To better accelerate AI / Deep Learning (inference) workloads, the instruction set in Cascade Lake has been updated with additional vector extensions. DL Boost will be available on all 2nd Gen Xeon Scalable processors and Intel has worked to enabled software optimization for many of the most popular AI / Deep Learning frameworks. When workloads are optimized to use DL Boost, Intel is claiming the performance improvements can be significant...
Generation over generation, Intel claims Cascade Lake with DL Boost has shown performance increases of greater than 2x, with some workloads showing a nearly 4x improvement. Looking back to 2017 through to today's launch though, Intel is also quick to point out that the combination of hardware and software optimizations have drastically changed the performance proposition for DL workloads on Intel server platforms. From a baseline in 2017 to today, DL performance gains in the neighborhood of 30x have been realized with some workloads.
Another new feature coming to some of the Xeons in Intel’s line-up is called Speed Select Technology, or SST. Intel SST gives users the ability to define a higher-priority core, which can maintain higher turbo and base clock states to boost performance, when power and thermals aren’t an issue. SST offers frequency prioritization and ability to select the base frequency for the higher-priority core. The parameters must be defined at boot time, and chosen from a subset of options, but customers can request different profiles if Intel’s pre-defined options don’t meet their needs.
Intel Quick Assist Technology is also coming along with a new family of Xeon D-1600 series processors. Intel Quick Assist Technology is essentially a built-in acceleration engine for crypto ciphers and authentication, public key cryptography and key management, and compression. Each logical Quick Assist accelerator engine can support up to 30Gb/s of throughput.
Xeon D-1600 series processors are lower core count, lower-power cousins of the Xeon Scalable series processors, and are based on the Snow Ridge architecture. Xeon D-1600 series processors are designed for space and/or power constrained environments, like edge network devices, base stations, etc.

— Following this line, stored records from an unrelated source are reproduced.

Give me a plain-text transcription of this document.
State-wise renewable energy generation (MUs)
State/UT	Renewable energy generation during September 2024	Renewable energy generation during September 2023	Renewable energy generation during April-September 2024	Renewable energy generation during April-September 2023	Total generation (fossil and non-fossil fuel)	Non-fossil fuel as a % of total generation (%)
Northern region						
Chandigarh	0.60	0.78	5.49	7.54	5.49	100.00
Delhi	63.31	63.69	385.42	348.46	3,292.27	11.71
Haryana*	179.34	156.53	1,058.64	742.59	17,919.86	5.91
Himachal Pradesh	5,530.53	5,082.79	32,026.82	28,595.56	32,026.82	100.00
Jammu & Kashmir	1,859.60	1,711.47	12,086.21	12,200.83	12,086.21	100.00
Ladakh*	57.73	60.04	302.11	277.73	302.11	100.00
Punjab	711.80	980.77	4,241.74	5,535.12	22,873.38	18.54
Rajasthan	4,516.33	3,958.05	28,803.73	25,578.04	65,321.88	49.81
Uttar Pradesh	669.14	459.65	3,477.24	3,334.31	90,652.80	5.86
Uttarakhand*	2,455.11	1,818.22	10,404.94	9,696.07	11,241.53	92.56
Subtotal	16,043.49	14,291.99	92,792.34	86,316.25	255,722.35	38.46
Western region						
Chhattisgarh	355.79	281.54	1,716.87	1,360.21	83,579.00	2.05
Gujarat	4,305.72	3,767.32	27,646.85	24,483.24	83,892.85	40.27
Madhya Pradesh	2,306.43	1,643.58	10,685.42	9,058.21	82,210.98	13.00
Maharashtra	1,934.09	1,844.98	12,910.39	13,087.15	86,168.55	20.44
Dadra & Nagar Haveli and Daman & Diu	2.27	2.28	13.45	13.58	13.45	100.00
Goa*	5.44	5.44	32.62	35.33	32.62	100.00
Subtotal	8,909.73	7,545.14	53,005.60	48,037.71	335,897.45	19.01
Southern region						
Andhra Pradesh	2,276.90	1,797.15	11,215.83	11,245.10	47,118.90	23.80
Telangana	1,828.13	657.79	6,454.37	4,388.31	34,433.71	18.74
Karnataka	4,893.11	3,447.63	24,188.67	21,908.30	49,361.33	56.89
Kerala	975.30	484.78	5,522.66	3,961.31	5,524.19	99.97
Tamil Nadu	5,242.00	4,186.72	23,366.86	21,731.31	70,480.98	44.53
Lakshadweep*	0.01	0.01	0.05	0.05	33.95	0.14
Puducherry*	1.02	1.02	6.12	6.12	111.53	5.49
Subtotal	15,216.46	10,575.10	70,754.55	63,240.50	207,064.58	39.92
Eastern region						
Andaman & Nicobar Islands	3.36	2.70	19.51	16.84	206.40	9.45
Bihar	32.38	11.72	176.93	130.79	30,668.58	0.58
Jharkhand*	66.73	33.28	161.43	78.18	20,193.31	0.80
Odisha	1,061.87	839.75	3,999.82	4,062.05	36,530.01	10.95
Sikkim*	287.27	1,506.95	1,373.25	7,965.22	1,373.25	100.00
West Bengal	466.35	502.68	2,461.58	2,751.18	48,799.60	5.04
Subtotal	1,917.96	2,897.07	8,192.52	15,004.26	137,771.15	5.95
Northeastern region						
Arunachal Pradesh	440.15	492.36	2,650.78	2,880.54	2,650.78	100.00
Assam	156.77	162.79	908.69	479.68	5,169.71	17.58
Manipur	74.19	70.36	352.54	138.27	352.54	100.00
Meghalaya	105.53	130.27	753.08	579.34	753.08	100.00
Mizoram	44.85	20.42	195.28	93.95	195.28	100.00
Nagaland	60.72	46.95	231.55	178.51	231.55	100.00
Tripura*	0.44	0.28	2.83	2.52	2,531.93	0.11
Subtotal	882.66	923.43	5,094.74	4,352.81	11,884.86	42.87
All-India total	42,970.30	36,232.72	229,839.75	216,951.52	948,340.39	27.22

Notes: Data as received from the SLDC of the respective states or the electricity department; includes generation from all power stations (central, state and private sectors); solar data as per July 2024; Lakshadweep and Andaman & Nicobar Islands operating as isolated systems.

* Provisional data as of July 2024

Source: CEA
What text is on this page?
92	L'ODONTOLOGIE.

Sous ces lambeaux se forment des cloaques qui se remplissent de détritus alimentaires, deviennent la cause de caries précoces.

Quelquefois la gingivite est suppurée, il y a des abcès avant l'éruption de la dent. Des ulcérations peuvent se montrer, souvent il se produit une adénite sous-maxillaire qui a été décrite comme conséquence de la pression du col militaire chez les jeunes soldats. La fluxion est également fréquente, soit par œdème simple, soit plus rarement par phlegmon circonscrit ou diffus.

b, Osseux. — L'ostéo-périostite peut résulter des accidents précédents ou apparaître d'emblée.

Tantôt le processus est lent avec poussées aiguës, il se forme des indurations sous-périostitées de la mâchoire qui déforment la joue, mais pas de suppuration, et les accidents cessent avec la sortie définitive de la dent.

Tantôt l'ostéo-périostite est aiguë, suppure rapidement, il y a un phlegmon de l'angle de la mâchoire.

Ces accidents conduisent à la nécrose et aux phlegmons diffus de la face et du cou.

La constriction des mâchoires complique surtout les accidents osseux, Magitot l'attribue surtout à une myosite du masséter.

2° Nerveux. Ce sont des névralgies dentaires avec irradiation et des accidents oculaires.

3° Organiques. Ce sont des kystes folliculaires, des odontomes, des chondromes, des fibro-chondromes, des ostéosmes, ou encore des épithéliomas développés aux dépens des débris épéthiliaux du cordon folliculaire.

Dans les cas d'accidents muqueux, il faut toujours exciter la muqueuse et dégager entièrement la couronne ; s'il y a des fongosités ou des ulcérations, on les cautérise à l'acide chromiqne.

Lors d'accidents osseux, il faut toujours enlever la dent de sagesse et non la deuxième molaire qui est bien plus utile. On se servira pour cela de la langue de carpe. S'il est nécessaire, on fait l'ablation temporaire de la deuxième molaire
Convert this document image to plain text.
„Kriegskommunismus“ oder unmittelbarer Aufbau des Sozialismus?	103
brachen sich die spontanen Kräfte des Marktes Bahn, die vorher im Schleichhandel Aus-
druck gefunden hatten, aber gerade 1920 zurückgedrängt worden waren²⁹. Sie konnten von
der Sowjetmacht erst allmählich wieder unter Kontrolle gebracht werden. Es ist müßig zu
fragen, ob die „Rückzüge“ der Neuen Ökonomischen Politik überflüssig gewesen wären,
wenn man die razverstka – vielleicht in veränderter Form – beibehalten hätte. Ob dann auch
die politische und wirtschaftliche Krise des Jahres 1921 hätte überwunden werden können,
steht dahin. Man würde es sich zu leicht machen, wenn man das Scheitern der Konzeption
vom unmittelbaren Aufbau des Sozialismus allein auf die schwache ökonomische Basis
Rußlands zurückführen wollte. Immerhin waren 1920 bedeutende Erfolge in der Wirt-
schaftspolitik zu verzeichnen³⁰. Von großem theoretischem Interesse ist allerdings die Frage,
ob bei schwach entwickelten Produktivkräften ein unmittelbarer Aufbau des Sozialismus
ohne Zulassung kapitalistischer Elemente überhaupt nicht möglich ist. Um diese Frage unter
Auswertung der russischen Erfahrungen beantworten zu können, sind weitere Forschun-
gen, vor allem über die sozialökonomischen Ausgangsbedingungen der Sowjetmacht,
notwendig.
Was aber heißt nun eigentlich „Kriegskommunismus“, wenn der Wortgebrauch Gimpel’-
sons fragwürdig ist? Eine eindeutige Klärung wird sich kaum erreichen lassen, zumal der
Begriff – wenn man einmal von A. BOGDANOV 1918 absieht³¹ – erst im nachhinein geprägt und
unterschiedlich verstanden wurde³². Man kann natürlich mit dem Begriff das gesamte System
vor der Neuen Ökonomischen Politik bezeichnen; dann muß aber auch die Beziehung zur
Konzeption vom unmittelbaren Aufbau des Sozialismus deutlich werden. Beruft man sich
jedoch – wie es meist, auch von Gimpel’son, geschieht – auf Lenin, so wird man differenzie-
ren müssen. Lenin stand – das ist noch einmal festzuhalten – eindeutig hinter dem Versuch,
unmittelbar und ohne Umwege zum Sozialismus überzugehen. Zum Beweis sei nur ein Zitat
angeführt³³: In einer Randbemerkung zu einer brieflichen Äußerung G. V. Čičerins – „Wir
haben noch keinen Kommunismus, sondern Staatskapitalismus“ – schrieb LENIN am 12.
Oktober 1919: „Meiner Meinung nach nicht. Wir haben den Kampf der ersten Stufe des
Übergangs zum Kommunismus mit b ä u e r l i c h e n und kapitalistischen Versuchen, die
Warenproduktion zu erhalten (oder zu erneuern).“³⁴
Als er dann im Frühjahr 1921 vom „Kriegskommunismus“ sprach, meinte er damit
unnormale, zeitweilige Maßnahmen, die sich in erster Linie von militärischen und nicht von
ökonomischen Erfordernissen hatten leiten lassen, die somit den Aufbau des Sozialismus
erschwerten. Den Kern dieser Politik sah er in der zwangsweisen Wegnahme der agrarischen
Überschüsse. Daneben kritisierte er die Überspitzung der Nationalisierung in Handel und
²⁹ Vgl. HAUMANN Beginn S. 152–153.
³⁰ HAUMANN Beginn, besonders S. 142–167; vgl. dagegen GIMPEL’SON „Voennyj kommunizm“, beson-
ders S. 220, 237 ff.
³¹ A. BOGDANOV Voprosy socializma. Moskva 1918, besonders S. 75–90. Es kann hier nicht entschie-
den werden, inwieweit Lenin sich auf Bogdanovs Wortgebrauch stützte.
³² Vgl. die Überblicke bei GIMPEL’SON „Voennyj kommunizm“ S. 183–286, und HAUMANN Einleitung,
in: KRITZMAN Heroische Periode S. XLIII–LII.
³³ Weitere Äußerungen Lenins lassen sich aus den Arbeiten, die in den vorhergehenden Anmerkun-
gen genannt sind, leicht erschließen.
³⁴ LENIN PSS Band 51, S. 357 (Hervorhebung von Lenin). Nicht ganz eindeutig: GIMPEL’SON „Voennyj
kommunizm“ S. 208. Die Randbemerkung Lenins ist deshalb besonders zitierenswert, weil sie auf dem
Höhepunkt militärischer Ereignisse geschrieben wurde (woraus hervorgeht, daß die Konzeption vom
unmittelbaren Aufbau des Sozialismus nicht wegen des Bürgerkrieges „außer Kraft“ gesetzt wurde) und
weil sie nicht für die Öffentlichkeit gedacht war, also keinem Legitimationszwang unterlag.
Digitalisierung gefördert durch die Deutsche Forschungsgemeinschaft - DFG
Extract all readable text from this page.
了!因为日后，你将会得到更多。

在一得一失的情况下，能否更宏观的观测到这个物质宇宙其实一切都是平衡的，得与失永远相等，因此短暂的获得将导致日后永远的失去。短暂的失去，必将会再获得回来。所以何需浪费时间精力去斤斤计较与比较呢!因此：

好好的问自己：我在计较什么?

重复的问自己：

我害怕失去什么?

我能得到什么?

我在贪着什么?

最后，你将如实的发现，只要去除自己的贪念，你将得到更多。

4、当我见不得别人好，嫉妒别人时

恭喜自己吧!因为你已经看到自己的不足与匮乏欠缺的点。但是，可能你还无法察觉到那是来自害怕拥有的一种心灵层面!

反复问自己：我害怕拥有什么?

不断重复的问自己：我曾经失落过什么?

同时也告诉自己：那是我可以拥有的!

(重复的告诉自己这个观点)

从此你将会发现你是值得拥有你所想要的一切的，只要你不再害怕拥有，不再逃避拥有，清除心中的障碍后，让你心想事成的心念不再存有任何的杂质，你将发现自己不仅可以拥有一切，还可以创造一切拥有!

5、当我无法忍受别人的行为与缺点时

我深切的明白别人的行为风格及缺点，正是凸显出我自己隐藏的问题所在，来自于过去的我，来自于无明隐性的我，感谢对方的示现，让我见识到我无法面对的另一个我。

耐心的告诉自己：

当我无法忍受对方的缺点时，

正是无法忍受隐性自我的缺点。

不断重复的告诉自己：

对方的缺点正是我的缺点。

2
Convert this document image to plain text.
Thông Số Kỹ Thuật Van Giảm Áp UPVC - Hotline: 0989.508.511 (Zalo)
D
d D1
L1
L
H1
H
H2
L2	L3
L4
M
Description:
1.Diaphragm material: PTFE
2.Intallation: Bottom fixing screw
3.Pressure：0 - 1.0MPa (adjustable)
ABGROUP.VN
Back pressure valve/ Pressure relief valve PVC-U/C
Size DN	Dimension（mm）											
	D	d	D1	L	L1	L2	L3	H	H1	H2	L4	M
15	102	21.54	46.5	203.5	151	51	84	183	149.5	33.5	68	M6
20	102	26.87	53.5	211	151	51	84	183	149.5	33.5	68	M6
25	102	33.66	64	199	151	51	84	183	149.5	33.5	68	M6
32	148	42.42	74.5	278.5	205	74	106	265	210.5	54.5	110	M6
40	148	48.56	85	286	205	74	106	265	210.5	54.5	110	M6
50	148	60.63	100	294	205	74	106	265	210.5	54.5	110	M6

We haven’t been able to independently test Intel’s latest Xeon Scalable Series processors just yet, but the company did provide and array of data that shows the latest high-end Xeon Platinum 9242 significantly outpacing AMD’s current-gen EPYC platform in a variety of workloads. AMD does have Rome coming down the pipeline, which features a newer architecture, double the cores, and a new memory / IO configuration, however. This AMD offering will change the landscape once again when they arrive later this year. The initial performance data provided by Intel does look promising though.